The Hungry Ghost revives the fluid feel, with its shimmering guitar line and achingly yearning vocals. Switch's injection of grit and spit propels the album toward its inevitable chaotic climax, but not before swooning right into The Perfect Boy, a gleaming pop piece with tinges of tearful longing. This song smoothes the way for the quirky love ditty, This. Here and Now. With You. Things get progressively more aggressive, as Sleep When I'm Dead's searing ethereal rocker tears into the sinister Scream. Indeed, The Scream is the apocalyptic lead-in to the implosive album-closer It's Over. Really, The Scream is most akin to songs from the Cure's landmark homage to nihilism, Pornography, but it also contains clues into the druggy pyschedelia of a Top song (it's as though Pornography and the Top married and had a child named Topography). The Scream, of course, is the aural partner to Edvard Munch's infamous swirling visuals and as such terrifically evokes the anguished howl unleashed after experiencing a sense of sinking existential dread.
Technically speaking, the album is tightly focused, with freakishly talented Porl Thompson's fancy fretwork providing a polished glimmer to the songs. Unlike its predecessor, the self-titled album, the production on 4:13 is less marred by murkiness and the vocals are more integrated into the music as opposed to lumped gratingly on top of it. However, there are still some issues as far as compression, and a sort of drowned-sound effect on songs like Underneath the Stars (although such an effect is mesmerizingly fitting for It's Over). But overall it's a much more palatably mixed effort, and brings out the latent shine of some of the songs like The Hungry Ghost and The Reasons Why.
Lyrically, Smith's words meld his patenteted poetic style with more stripped-down straightforward sensibilities that interweave intuitively with the music. Thematically, there is a palette of motifs: celebration of zenful romance (This. Here and Now. With You), Buddhist-inspired meanderings about our never-sated consumerist culture (The Hungry Ghost), philosophical forays into euthanasia (The Reasons Why), musings about the eternal love/lust struggle (The Perfect Boy), and solipsistic agonizing (Switch).
There is, lamentably, a cult of vicious naysayers who persistently claim that the Cure has had nothing fresh to offer since the late 80s - and yet who tenaciously hang around album after album as martyrs for some sort of perverse cause. But the band, in my mind, has never shed an ounce of talent, and 4:13 dishes up proof of this theory in effervescent abundance. The Cure has spewed out a spate of stunningly solid albums across their 30 year career, and deserve accolades of the highest order for their ability to paint both impressionistic and expressionistic soundscapes with equal flair. Their 80s albums, of course, will always be the ones most hailed, but I do believe that this is because music is rooted in the cultural milieu of a particular era - and the decade of the 80s was a staggeringly creative one.

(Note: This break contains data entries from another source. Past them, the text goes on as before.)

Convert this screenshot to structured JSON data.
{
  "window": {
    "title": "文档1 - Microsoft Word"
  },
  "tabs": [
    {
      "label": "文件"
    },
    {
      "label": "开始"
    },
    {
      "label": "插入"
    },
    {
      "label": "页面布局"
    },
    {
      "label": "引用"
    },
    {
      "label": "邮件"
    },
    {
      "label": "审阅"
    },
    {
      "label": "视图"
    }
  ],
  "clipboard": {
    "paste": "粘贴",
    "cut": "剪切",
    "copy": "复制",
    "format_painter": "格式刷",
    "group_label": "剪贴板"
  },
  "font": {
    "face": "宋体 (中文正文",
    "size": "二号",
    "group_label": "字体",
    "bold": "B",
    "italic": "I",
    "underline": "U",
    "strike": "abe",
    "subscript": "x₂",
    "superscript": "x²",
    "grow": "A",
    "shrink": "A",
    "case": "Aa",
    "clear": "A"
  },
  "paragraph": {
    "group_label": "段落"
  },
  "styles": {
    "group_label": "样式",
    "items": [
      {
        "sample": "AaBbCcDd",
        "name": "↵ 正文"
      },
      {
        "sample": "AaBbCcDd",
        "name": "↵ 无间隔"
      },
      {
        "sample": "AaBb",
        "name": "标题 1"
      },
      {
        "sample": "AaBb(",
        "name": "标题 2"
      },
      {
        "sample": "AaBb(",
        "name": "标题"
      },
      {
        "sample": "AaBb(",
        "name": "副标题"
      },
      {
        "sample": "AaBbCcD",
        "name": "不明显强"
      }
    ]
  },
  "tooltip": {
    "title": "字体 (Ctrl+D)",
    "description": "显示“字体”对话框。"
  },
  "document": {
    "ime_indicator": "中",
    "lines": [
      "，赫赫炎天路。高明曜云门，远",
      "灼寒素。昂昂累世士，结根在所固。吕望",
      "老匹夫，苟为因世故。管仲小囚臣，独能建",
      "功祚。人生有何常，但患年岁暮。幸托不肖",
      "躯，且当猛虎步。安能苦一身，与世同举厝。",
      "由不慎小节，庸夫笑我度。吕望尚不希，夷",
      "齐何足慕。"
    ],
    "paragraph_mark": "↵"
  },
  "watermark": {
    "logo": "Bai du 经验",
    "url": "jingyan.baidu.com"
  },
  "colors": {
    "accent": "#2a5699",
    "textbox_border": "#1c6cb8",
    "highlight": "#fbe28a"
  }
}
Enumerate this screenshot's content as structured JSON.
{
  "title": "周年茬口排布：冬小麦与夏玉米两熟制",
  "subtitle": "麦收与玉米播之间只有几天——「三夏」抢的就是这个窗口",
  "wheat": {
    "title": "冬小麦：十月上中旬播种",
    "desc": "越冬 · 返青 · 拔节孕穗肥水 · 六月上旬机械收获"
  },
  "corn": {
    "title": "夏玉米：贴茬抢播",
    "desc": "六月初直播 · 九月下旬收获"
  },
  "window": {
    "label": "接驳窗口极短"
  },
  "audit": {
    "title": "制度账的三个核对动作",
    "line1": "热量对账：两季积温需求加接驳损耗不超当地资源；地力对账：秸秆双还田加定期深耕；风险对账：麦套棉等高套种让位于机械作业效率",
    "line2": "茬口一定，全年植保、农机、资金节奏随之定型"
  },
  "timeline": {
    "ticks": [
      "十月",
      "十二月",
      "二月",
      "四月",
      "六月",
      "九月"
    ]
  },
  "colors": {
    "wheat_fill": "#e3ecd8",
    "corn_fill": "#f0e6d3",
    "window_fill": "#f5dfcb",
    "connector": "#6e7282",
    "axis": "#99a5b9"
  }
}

The actual universe may have started with a bang and will likely end with a whimper. But in the case of The Cure, the Dream commences woozily, beneath the soothing electricity of the constellations, and is codified magnificently, if boisterously, by a trippy ranting at the utter futility of it all. The dream is over; he can't take it anymore; and yet the Cure as we know it will live on into infinity. Indeed, The Cure preceded the cosmos, and will transcend it as well. Long live The Cure.